At Northwestern, transplant doctors are asked everyday whether already transplanted patients are potential candidates for the study: “For now, the answer is that it is too late. These patients are not candidates for these new strategies to modify the immune system. But researchers hope that situation will change as they learn more.”
So, back to what we already guessed was true: I’m stuck with my medication for a lifetime. Just like any relationship, it will take work and loving compromise (if only in my head) in order to exist harmoniously with one another. Although it does seem that only one of us is doing the heavy lifting here – hand to mouth, twice a day, with a lot of back-chat from the Other.
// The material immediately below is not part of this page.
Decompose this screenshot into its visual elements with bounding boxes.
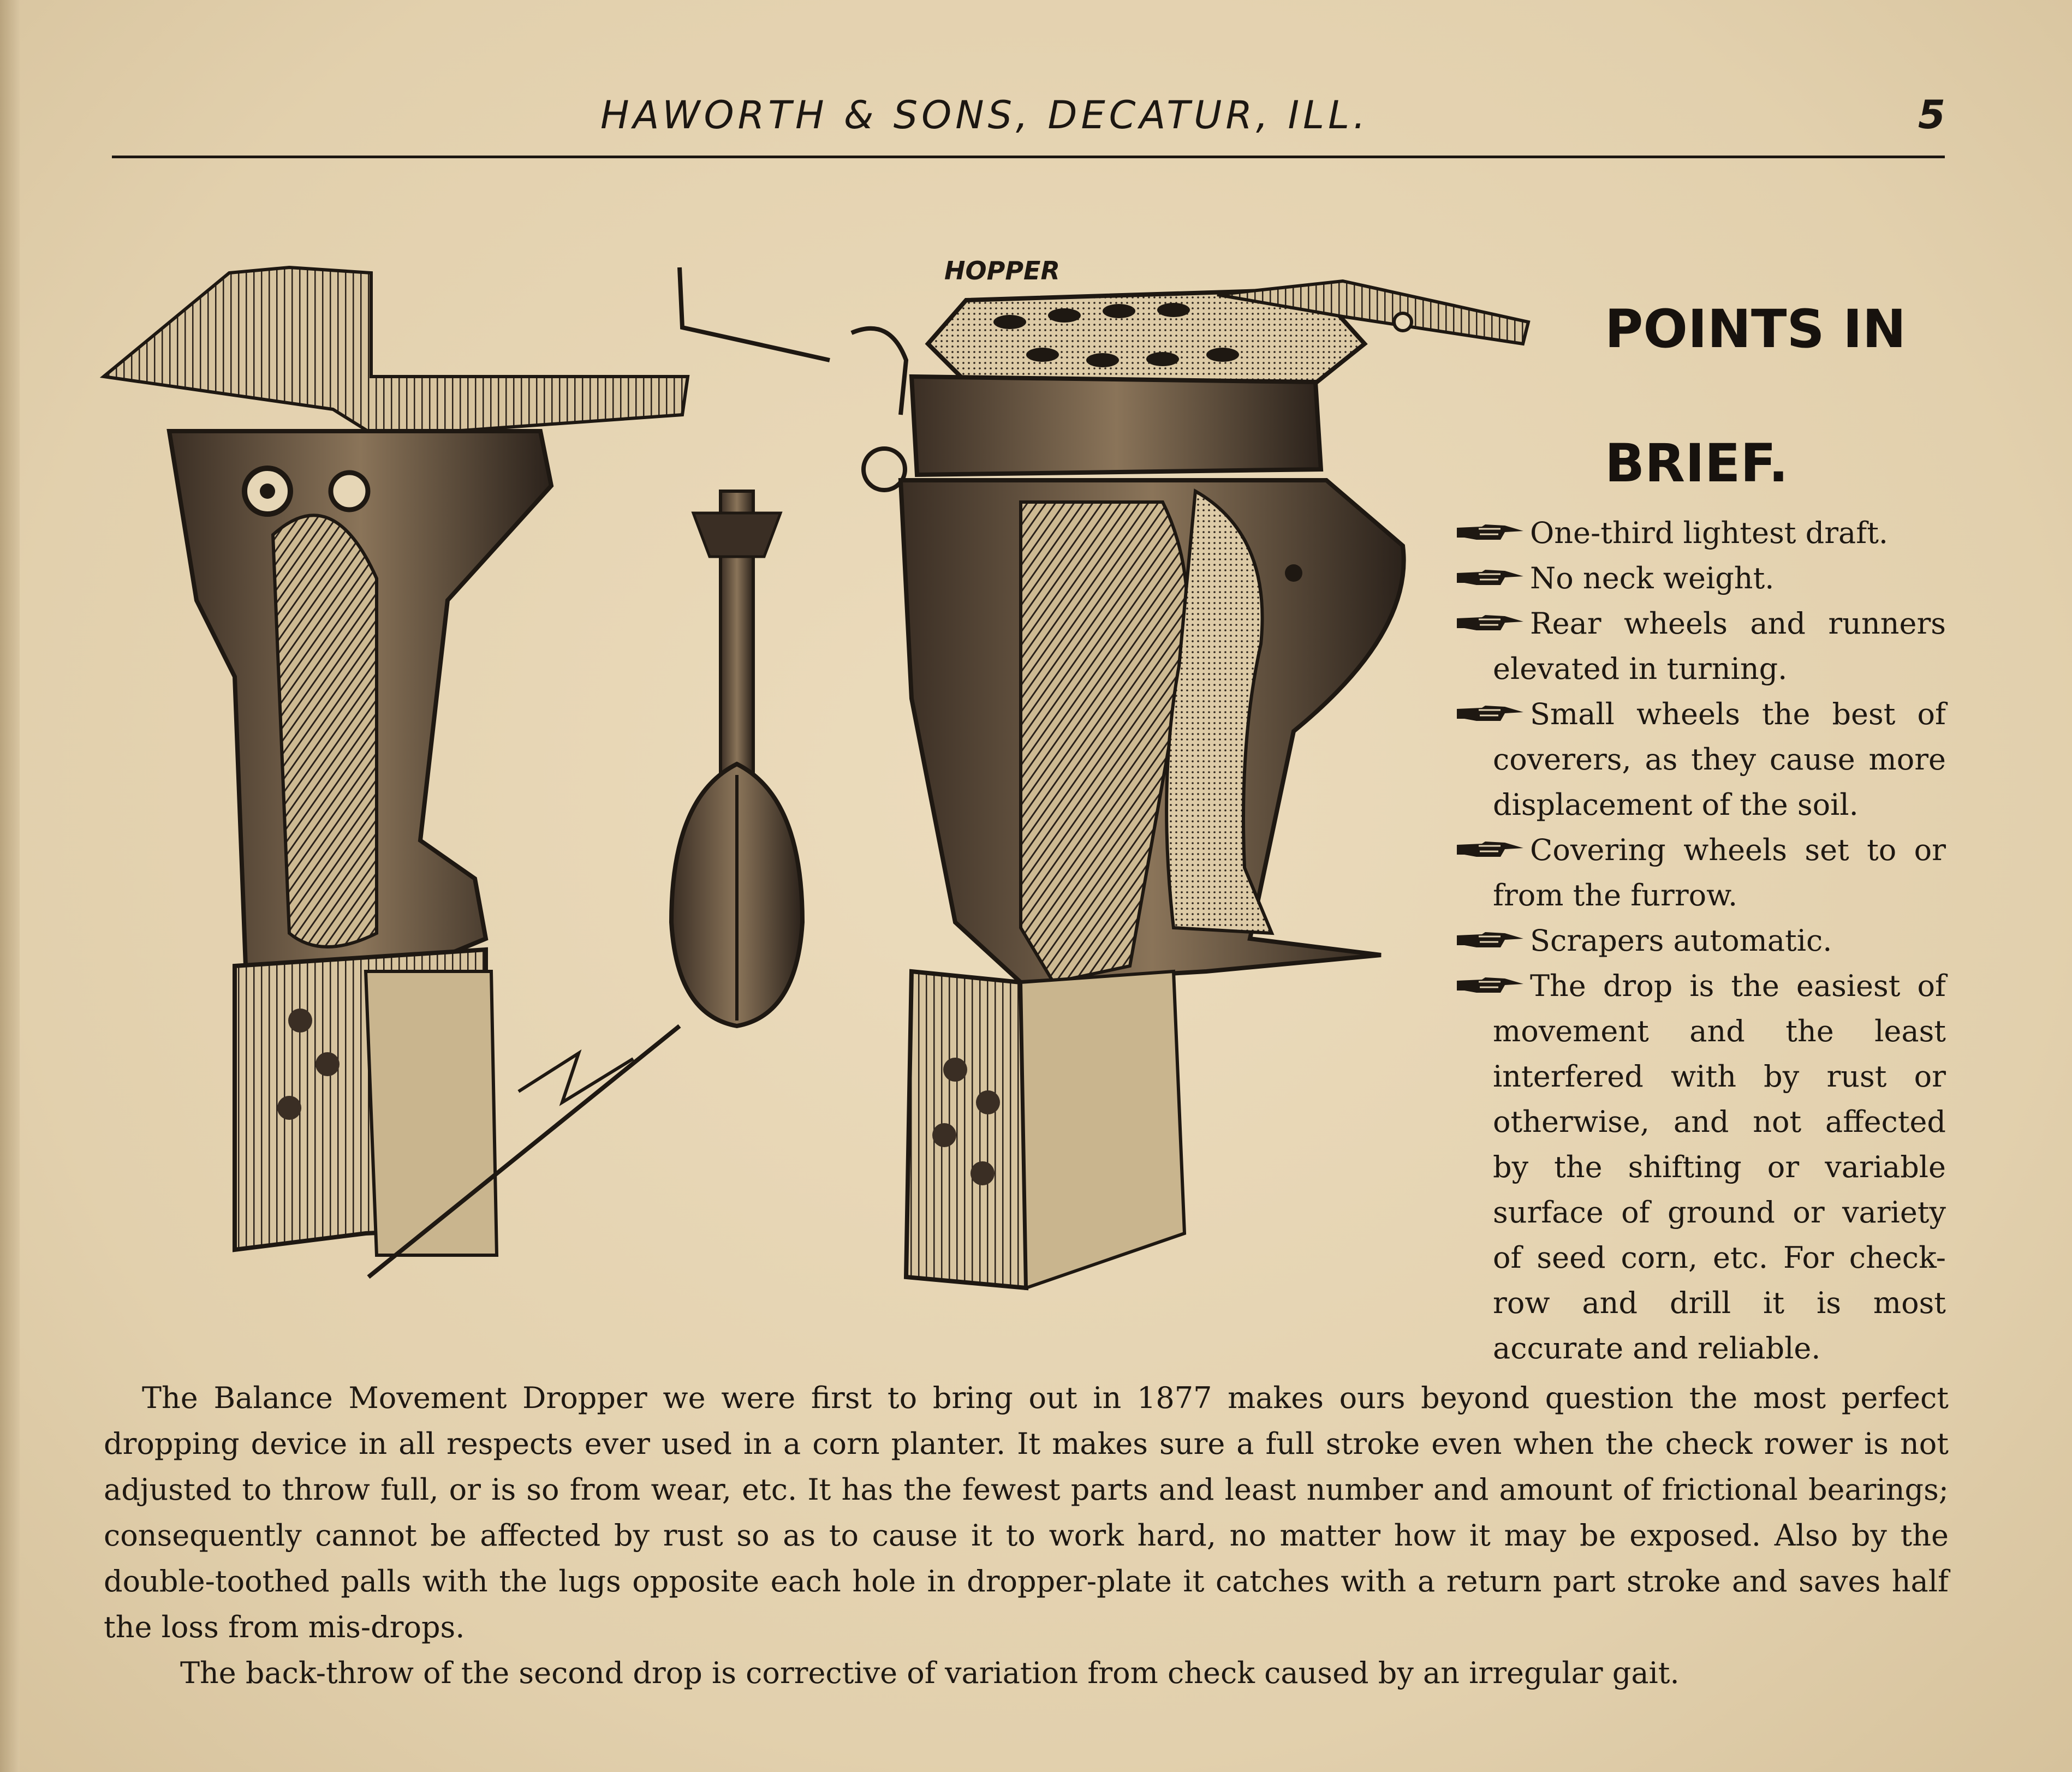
hopper-label: HOPPER — [944, 256, 1060, 285]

Sometimes I wake up in the morning and I forget. I forget that this is who I am now. For a split-second, I’m just Nora, there’s nothing to do but wake up, have breakfast, take a shower, go to work. None of it happened. I’ve just continued on with my life and that liver scare was just that – a scare. It was all just a dream, wasn’t it? And then I remember again. And I make my breakfast, and I have my shower, and I take my panoply of life-saving medication because that is who I am now. And I’d like to be here for it again tomorrow.